Laut den von Daumiller & Wisniewski (2022) dargelegten Studienergebnissen ist das Resultat eindeutig:
- Lernpräferenzen sind vom jeweiligen Lerngegenstand abhängig und mithin abhängig von der Persönlichkeit der Schüler*innen und deren Interessen.
- Ein Ausrichten der Lernumgebung nach den individuellen Präferenzen der Lernenden bietet keine Vorteile.

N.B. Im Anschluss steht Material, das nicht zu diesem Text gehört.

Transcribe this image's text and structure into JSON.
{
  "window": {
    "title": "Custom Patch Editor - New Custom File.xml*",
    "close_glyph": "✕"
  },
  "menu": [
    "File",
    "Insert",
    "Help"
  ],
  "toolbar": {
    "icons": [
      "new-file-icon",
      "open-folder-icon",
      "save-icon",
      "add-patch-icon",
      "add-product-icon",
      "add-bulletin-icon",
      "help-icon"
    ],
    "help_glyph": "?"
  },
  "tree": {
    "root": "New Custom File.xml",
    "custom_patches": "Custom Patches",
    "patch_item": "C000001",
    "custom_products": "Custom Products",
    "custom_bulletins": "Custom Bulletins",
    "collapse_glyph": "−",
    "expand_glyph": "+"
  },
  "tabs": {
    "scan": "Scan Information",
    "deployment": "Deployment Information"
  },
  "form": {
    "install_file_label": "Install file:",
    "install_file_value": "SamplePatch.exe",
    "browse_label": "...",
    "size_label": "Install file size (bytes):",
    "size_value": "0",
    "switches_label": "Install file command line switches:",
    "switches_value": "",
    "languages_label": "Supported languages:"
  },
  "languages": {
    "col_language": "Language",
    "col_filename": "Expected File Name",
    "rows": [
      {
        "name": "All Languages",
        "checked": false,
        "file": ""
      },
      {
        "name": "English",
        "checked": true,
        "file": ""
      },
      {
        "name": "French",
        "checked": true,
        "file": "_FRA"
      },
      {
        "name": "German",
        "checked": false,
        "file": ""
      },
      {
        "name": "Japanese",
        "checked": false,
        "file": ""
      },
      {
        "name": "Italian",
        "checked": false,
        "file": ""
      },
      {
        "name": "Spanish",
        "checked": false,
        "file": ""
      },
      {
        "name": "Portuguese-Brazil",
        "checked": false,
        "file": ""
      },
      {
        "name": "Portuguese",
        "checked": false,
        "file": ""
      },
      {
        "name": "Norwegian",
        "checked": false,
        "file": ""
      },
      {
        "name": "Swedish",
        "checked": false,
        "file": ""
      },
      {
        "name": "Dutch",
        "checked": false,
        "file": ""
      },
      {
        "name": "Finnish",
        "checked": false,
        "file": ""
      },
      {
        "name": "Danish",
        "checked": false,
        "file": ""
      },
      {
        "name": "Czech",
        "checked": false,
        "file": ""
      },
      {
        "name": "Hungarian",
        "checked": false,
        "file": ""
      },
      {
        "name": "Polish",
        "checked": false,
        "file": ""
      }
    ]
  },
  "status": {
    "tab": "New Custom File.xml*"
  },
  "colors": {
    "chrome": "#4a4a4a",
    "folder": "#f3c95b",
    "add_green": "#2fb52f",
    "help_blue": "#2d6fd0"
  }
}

Gleichwohl betonen Daumiller & Wisniewski, dass es sinnvoll sei, „die Frage zu stellen, wie Lernumgebungen so gestaltet werden können, dass sie einzelnen Lernenden möglichst gut gerecht werden.“ (a.a.O.) Hierbei spielen aber wohl v.a. Wünsche von Lehrkräfte nach didaktischer Selbst-Orientierung und sicherer Kommunikation gegenüber Eltern eine zentrale Rolle: „Normalerweise können, wie im Kontext Schule, die Lernvoraussetzungen jeder oder jedes einzelnen Lernenden nicht berücksichtigt werden. Aus didaktischer Sicht müssen Mittelwege zwischen einer Instruktion, die für alle gleich ist, und einer vollständigen Individualisierung gefunden werden. Das Lerntypenkonzept bietet hierbei eine scheinbar (!) einfache und gut handhabbare Einteilung, mit der Lehrpersonen den Eindruck haben, unterschiedlichen Lernvoraussetzungen gerecht zu werden.“ (a.a.O.).
Der Beitrag von Daumiller & Wiesniewski (2022) gibt zunächt einen guten Überblick zu den zentralen Thesen des Konstruktes der individuellen „Lerntypen“ nach Fester (1975). Die entsprechenden Studien, die belegen, dass das empirisch nicht verifizierbare Konzept eher Resultat eines pädagogischen Bias sei, sind zitiert und können im Original nachgelesen werden. Weiterhin werden gut verständlich zentrale Überlegungen zum Lehren und Lernen dargelegt, die der Überprüfung der je eigenen Unterrichtsstrategien dienlich sein können: So kann man sich mit Blick auf die eigenen unterrichtlichen Praktiken Gedanken machen zu der Frage, weshalb man eigentlich aus welchen Gründen wie vorgeht und so etablierte Praktiken des Lehrens und angenommenen Lernens auf Seite der Schüler*innen überprüfen.